The Pentagon initially released a statement celebrating Sunday’s strike in Kabul’s Khwaja Burgha neighborhood for having stopped what it claimed was another imminent terrorist threat against the airport. After local journalists and activists began surfacing harrowing footage of civilians killed, however, the Pentagon put out a press release stating that “it is unclear what may have happened” in the strike, claiming that there were secondary explosions from the bombing that suggested the presence of explosives on the ground. (The White House cited this explanation in its own statements on the allegations of civilian casualties.)
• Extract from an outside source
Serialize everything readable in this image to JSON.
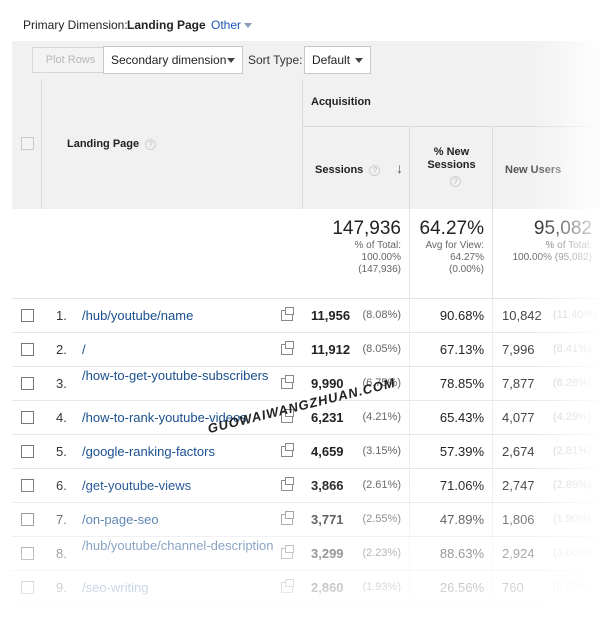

The Pentagon often releases footage of its airstrikes, with the intention of advertising successful attacks against alleged terrorists. In the past, some videos have been released describing successful strikes that were later revealed to have hit civilian targets. The Pentagon declined to comment to The Intercept as to whether it would release footage of the Khwaja Burgha strike in order to verify the claimed presence of secondary explosions.
The military’s own promises to investigate civilian casualty incidents have resulted in little meaningful accountability in the past.
According to its standard practices, the military does not conduct site visits to learn who was killed in its airstrikes, leaving the grueling work of finding out who died and why to independent monitoring organizations and investigative journalists who operate with far fewer resources than the Pentagon. The Washington Post reported last year that as airstrikes ramped up in the final years of the Afghanistan War, the number of strikes investigated by the military for civilian casualties plummeted. Few outside the areas impacted would have taken notice of many of the strikes at all, let alone the absence of investigations.
“The failure to properly acknowledge, investigate, or compensate civilian deaths and injuries is one constant of U.S. airstrikes.”
In those cases in which the military did launch its own inquiries, the findings were viewed with skepticism. “These investigations are nothing but advertisements to the media,” a local council official from Helmand Province in Afghanistan told the Post. “They have no mercy. They only see targets to kill.”
The Kabul airstrike, though, generated an outpouring of grief and anger among many Afghans, already reeling from the Taliban takeover of their country following the collapse of the U.S.-backed central government. Though the Pentagon has promised to hold itself accountable for such incidents, experts on the drone war say that there is little reason based on past practice to expect meaningful justice for the victims.
“The failure to properly acknowledge, investigate, or compensate civilian deaths and injuries is one constant of U.S. airstrikes, whether in recognized wars like Afghanistan, or outside of them, like in Somalia,” said Hina Shamsi, director of the American Civil Liberties Union’s National Security Project. “The specific reasons and the agencies involved in those failures may differ in each context — and over 20 years we’ve repeatedly seen legal and policy debates and promises by the U.S. government to do better. But that’s of little comfort to the civilians on the receiving end of American lethal force who suffer terrible harm with little or no transparency and accountability.”